Comment 2 Zhenlei Huang freebsd_committer freebsd_triage 2023-12-08 03:21:24 UTC
(In reply to dgilbert from comment #0)
> This panic was on RISC-V hardware (real hardware), but the panic may not be
> RISC-V only.  Hardware does pass 48h of memtester (so far).

From the view of source code I do not get a clue how that happens.
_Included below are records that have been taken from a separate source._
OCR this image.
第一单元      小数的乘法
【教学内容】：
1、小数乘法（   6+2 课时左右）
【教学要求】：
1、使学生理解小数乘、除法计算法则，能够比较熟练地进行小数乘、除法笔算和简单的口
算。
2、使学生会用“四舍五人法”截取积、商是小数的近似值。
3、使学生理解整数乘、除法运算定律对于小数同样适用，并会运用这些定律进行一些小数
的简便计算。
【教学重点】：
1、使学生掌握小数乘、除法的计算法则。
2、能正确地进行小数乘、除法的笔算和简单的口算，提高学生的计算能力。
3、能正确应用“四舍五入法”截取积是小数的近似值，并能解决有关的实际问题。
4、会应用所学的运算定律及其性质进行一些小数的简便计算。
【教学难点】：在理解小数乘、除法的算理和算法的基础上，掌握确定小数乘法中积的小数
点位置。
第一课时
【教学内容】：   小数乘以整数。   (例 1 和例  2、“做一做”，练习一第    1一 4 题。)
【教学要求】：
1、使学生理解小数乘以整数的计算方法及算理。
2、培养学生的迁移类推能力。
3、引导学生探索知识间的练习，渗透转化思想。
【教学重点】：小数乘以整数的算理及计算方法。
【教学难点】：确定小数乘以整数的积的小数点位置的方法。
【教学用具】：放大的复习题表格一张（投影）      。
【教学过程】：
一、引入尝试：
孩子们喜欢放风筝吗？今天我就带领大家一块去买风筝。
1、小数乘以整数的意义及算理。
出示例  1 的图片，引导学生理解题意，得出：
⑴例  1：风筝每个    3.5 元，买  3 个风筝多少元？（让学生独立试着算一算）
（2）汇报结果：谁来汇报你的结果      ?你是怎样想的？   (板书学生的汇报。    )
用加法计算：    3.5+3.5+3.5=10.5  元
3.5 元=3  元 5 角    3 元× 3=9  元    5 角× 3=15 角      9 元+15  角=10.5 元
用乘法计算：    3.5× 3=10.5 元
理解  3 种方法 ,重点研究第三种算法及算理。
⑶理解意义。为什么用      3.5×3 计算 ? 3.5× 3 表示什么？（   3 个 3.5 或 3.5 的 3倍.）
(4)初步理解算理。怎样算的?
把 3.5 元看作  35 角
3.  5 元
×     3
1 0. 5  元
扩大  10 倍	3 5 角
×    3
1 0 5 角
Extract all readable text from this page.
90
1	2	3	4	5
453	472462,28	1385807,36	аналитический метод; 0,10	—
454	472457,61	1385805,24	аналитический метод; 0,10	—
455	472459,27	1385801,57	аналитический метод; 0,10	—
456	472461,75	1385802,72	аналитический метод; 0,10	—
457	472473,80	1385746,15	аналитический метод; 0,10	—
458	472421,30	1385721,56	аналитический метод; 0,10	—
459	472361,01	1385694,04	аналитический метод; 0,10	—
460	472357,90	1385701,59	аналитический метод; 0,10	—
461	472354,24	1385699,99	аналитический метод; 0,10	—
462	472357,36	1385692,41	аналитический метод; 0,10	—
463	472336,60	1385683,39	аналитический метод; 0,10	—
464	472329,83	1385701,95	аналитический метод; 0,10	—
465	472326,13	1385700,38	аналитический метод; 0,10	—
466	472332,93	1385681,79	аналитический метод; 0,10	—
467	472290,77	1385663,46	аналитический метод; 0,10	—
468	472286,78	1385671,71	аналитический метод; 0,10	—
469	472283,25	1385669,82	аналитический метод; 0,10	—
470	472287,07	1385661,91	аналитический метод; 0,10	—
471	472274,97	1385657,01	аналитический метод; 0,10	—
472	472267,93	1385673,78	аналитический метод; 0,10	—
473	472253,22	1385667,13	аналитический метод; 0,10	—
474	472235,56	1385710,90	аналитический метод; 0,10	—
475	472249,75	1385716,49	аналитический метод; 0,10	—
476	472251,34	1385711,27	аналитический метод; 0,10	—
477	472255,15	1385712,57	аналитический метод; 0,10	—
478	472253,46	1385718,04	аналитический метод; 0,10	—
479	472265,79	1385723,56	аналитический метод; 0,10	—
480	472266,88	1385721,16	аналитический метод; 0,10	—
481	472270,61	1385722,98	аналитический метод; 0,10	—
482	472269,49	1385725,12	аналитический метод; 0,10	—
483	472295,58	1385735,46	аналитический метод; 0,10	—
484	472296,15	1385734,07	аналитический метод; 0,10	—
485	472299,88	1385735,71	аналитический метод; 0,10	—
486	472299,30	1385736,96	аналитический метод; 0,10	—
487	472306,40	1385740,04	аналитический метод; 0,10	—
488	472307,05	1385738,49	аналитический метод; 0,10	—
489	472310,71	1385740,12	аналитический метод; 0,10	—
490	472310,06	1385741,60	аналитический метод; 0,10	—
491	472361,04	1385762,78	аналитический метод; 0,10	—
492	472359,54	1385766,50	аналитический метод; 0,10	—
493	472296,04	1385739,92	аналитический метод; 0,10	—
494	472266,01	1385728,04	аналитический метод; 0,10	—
May you please share you setup and steps to repeat this problem ?
Comment 3 David Gilbert 2023-12-08 03:25:20 UTC
The device is an unmatched.  It has a 2T nvme disk with ZFS on it. AFAICR, it was largely idle when this panic happened.  I can provide someone the core and symbol files if that helps.